Another approach to getting data is actually with the GET command.
This is the httr package.
For doing things like this where there's an open,
easily accessible website, accessing it with
connections like we talked about before might be the easiest way.
But we'll talk in a minute about why the httr package can be very useful in other
settings.
So here I've loaded the httr package, and then what I do is I take that
same URL I was using before, and I just GET the URL with html2.
And then what I have to do now is actually have to extract the content from that
HTML page.
So I do that, and I say I'm gonna extract the content as a text.
Just one big text string.
And then I can use the htmlParse command to parse out that text, and
get the parsed HTML.
And so this parsed HTML is gonna look exactly like what I would
have got if I had used the XML package to extract the data directly.
And so then I can use xpathSApply to extract out the title
of the page again like I did before.
So that's how you can use get just to do the exact same sort of
exercise that you would have done with the XML package.
In some other cases, you might have to do something a little bit more complicated.
So if you navigate to this webpage with your browser,
you'll see that it requires a username and password input.
And so if I just try to get that page using the GET command from the httr
package, I get a response that says Status: 401 and
that's because I wasn't able to login because I haven't been authenticated.
So what you could do with the HTTR package is you can actually authenticate yourself
for websites, and so
you can do this by assigning to this what we're gonna call the handle.

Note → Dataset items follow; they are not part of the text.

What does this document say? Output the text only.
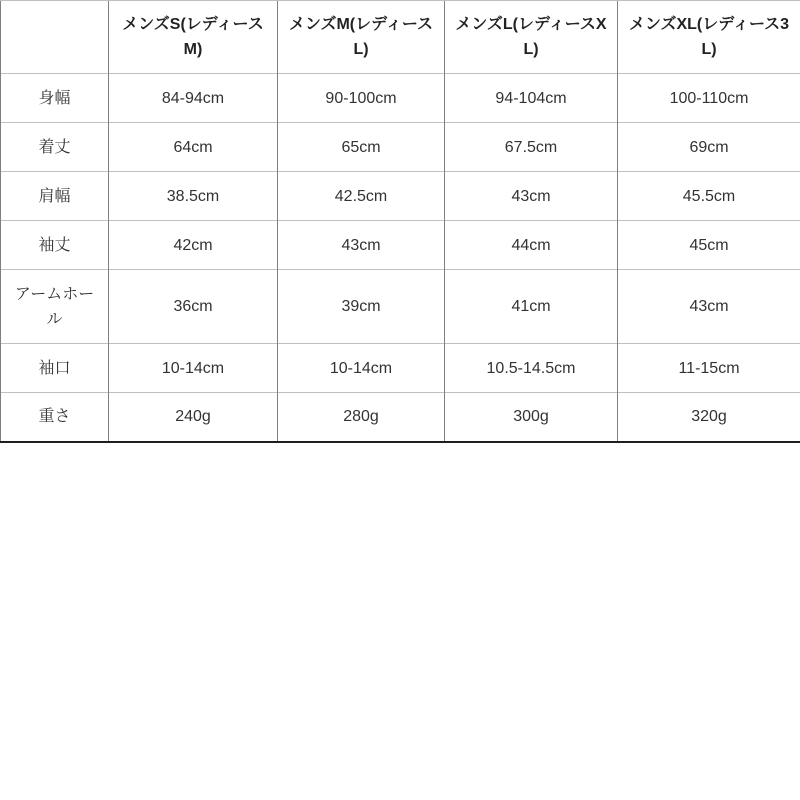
	メンズS(レディースM)	メンズM(レディースL)	メンズL(レディースXL)	メンズXL(レディース3L)
身幅	84-94cm	90-100cm	94-104cm	100-110cm
着丈	64cm	65cm	67.5cm	69cm
肩幅	38.5cm	42.5cm	43cm	45.5cm
袖丈	42cm	43cm	44cm	45cm
アームホール	36cm	39cm	41cm	43cm
袖口	10-14cm	10-14cm	10.5-14.5cm	11-15cm
重さ	240g	280g	300g	320g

We can go and get that website and so we pass at the URL again, but
then we use this authenticate command, and we give it the username and the password.
In this case, this is just a test website, and so
the username is user and the password is password.
And so you can test out things like this to see if you can get access.
In this case now, the response is Status: 200, which means we
actually were able to get access to the file and to even authenticate it.
And now we can look at the names of this pg2,
which gives you all the different components.
We included the cookies that we have for this file, and
then the handle that we used to access it and all that.
And so, we can then use the content function to extract the content from that
website, after having logged in through r.
So make sure that you use handles because if you use handles then you can
actually access.
You can sort of save the authentication across multiple accesses to a website.
So if you set Google to be a handle where that Google is a particular website,
then what you can do is you can tell GET to go and get that handle and
you can say go get it for a specific path or you can set it a different path.
So for example, if you authenticate this handle one time
then the cookies will stay with that handle and you'll be authenticated.
You won't have to keep authenticating over and over again as you access that website.